People v. Bartow

Smith J. and Adams, J.P. (concurring in part and dissenting in part).

I agree with the majority that the recent decisions in

People v Hafeez (100 NY2d 253 [2003]) and People v Payne (3 NY3d 266 [2004]) require that we reverse the defendant’s conviction for depraved indifference murder. The evidence established that defendant either hired or dared a person to kill his wife and then allowed the person to enter the apartment which defendant and his wife shared, whereupon the person shot the defendant’s wife in the head from a distance of approximately one inch. This evidence established that defendant planned to have his wife killed and that the shooter shared the intent to commit a “quintessentially intentional act directed solely at the victim” (People v Hafeez, supra at 258). There is, therefore, no reasonable view of the evidence which would support a conviction for depraved indifference murder, and I am constrained to agree that the jury’s verdict on that count must be reversed.

*423However, I disagree with the majority’s decision to reverse the conviction for assault in the first degree under Penal Law § 120.10 (3). That section of the Penal Law states that a defendant is guilty of assault in the first degree when “[u]nder circumstances evincing a depraved indifference to human life, he [or she] recklessly engages in conduct which creates a grave risk of death to another person, and thereby causes serious physical injury to another person” (id.).

The defendant was charged as an accomplice, and when two persons are criminally liable for an offense which is divided into degrees, “each person is guilty of such degree as is compatible with his [or her] own culpable mental state and with his [or her] own accountability for an aggravating fact or circumstance” (Penal Law § 20.15; see People v Dedaj, 303 AD2d 285 [2003]; People v Medina, 276 AD2d 367 [2000]).

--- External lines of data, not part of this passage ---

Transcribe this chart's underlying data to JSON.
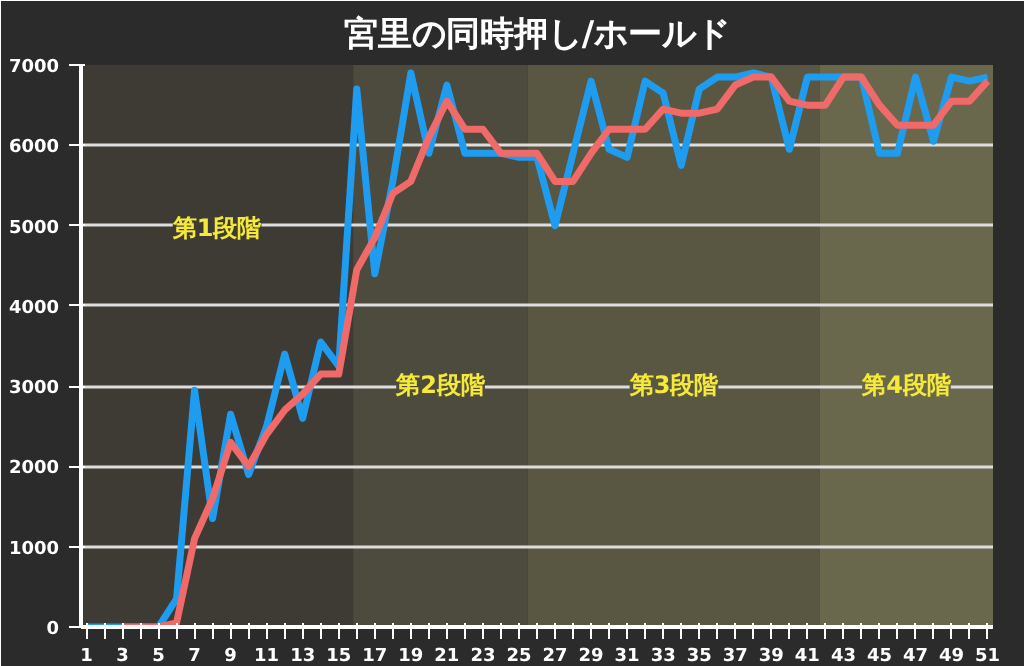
{
  "chart_data": {
    "type": "line",
    "title": "宮里の同時押し/ホールド",
    "x": [
      1,
      2,
      3,
      4,
      5,
      6,
      7,
      8,
      9,
      10,
      11,
      12,
      13,
      14,
      15,
      16,
      17,
      18,
      19,
      20,
      21,
      22,
      23,
      24,
      25,
      26,
      27,
      28,
      29,
      30,
      31,
      32,
      33,
      34,
      35,
      36,
      37,
      38,
      39,
      40,
      41,
      42,
      43,
      44,
      45,
      46,
      47,
      48,
      49,
      50,
      51
    ],
    "series": [
      {
        "color": "#1e9cf0",
        "values": [
          0,
          0,
          0,
          0,
          0,
          350,
          2950,
          1350,
          2650,
          1900,
          2500,
          3400,
          2600,
          3550,
          3250,
          6700,
          4400,
          5550,
          6900,
          5900,
          6750,
          5900,
          5900,
          5900,
          5850,
          5850,
          5000,
          5900,
          6800,
          5950,
          5850,
          6800,
          6650,
          5750,
          6700,
          6850,
          6850,
          6900,
          6850,
          5950,
          6850,
          6850,
          6850,
          6850,
          5900,
          5900,
          6850,
          6050,
          6850,
          6800,
          6850
        ]
      },
      {
        "color": "#f06a6a",
        "values": [
          null,
          null,
          0,
          0,
          0,
          50,
          1100,
          1600,
          2300,
          2000,
          2400,
          2700,
          2900,
          3150,
          3150,
          4450,
          4850,
          5400,
          5550,
          6100,
          6550,
          6200,
          6200,
          5900,
          5900,
          5900,
          5550,
          5550,
          5900,
          6200,
          6200,
          6200,
          6450,
          6400,
          6400,
          6450,
          6750,
          6850,
          6850,
          6550,
          6500,
          6500,
          6850,
          6850,
          6500,
          6250,
          6250,
          6250,
          6550,
          6550,
          6800
        ]
      }
    ],
    "xlim": [
      0.7,
      51.3
    ],
    "xticks": [
      1,
      {
        "value": 2,
        "label": null
      },
      3,
      {
        "value": 4,
        "label": null
      },
      5,
      {
        "value": 6,
        "label": null
      },
      7,
      {
        "value": 8,
        "label": null
      },
      9,
      {
        "value": 10,
        "label": null
      },
      11,
      {
        "value": 12,
        "label": null
      },
      13,
      {
        "value": 14,
        "label": null
      },
      15,
      {
        "value": 16,
        "label": null
      },
      17,
      {
        "value": 18,
        "label": null
      },
      19,
      {
        "value": 20,
        "label": null
      },
      21,
      {
        "value": 22,
        "label": null
      },
      23,
      {
        "value": 24,
        "label": null
      },
      25,
      {
        "value": 26,
        "label": null
      },
      27,
      {
        "value": 28,
        "label": null
      },
      29,
      {
        "value": 30,
        "label": null
      },
      31,
      {
        "value": 32,
        "label": null
      },
      33,
      {
        "value": 34,
        "label": null
      },
      35,
      {
        "value": 36,
        "label": null
      },
      37,
      {
        "value": 38,
        "label": null
      },
      39,
      {
        "value": 40,
        "label": null
      },
      41,
      {
        "value": 42,
        "label": null
      },
      43,
      {
        "value": 44,
        "label": null
      },
      45,
      {
        "value": 46,
        "label": null
      },
      47,
      {
        "value": 48,
        "label": null
      },
      49,
      {
        "value": 50,
        "label": null
      },
      51
    ],
    "ylim": [
      0,
      7000
    ],
    "yticks": [
      0,
      1000,
      2000,
      3000,
      4000,
      5000,
      6000,
      7000
    ],
    "grid": "y",
    "bands": [
      {
        "axis": "x",
        "from": 0.7,
        "to": 15.8,
        "label": "第1段階",
        "color": "#3d3b33"
      },
      {
        "axis": "x",
        "from": 15.8,
        "to": 25.5,
        "label": "第2段階",
        "color": "#4d4b3d"
      },
      {
        "axis": "x",
        "from": 25.5,
        "to": 41.7,
        "label": "第3段階",
        "color": "#595741"
      },
      {
        "axis": "x",
        "from": 41.7,
        "to": 51.3,
        "label": "第4段階",
        "color": "#6a684c"
      }
    ]
  }
}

Furthermore, even in a homicide, the defendant “need not commit the final, fatal act to be culpable for causing death” (People v Matos, 83 NY2d 509, 511 [1994]).

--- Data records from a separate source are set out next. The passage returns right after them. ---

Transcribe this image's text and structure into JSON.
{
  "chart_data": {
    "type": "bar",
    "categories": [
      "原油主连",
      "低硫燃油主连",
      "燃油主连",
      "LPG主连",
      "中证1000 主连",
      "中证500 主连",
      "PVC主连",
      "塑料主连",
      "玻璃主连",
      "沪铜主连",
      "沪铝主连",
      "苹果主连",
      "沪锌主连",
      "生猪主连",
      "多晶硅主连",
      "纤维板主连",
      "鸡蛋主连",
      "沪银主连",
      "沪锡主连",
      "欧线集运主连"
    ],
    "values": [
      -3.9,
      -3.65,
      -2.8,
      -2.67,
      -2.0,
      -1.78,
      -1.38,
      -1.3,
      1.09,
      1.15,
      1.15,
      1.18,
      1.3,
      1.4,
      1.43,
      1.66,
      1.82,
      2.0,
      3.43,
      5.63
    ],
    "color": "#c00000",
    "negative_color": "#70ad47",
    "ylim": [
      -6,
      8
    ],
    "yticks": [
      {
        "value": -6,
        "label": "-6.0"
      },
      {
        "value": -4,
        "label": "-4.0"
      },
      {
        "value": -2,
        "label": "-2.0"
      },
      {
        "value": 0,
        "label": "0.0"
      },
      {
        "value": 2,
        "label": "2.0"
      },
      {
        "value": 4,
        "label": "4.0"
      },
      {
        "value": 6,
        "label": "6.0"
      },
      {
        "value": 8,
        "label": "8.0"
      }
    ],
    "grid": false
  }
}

The intentional acts of another will not bar a conviction for reckless conduct if that particular act constitutes the risk that a defendant perceived and consciously disregarded (see People v Duffy, 79 NY2d 611 [1992] [providing a weapon to a person who threatened suicide was sufficiently reckless so as to support a conviction for manslaughter in the second degree, despite the decedent’s intentional action of shooting himself]; Matter of Anthony M., 63 NY2d 270, 282 [1984] [the defendant was properly convicted of manslaughter for allowing her boyfriend to enter the home of her employer to steal property, and the employer suffered a heart attack after the event]) or unjustifiably failed to perceive (see People v Galle, 77 NY2d 953, 955 [1991] [criminally negligent homicide conviction was proper where defendant provided and injected a decedent’s first dose of cocaine, knowing that the decedent intended to continue to use cocaine throughout the evening, as the defendant’s actions were a “sufficiently direct cause” of the decedent’s death]). Thus, if the actions of another are reasonably foreseeable, they will not be found to be a superseding intervening cause, and will therefore not relieve a defendant of liability, if they are the reasonably foreseeable result of the chain of events which the defendant sets in motion (see People v Kibbe, 35 NY2d 407, 412 [1974], habeas corpus conditionally granted sub nom. Kibbe v Henderson, 534 F2d 493, revd 431 US 145 [1977] [defendants robbed the highly intoxicated decedent and left him with his pants around his ankles in the middle of a road on a sub-freezing night, where he was struck by a passing truck and killed]; People *424v Hart, 8 AD3d 402, 404 [2004] [defendant engaged in a drag race with one of the decedents, eventually resulting in a collision between the other racer and a car not involved in the race]).

Here, there was sufficient evidence to permit the jury to conclude that the defendant was aware of a danger that, by hiring or daring someone to kill his wife and then allowing that person to enter his home in order to accomplish this goal at a time when his daughter was present and could witness the crime, there was a grave risk that the person would also kill his daughter. “[Attempts to thwart apprehension are patently within the furtherance of the cofelons’ criminal objective” (People v Hernandez, 82 NY2d 309, 319 [1993], citing People v Gladman, 41 NY2d 123 [1976]). The defendant’s conduct “forged a link in the chain of causes which actually brought about” the injury to his daughter (People v Stewart, 40 NY2d 692, 697 [1976]; see People v Hart, supra at 404), and it “can be said beyond a reasonable doubt . . . that the ultimate harm is something which should have been foreseen as being reasonably related to the acts of the accused” (People v Kibbe, supra at 412). Therefore, the defendant’s conviction of assault in the first degree should be affirmed.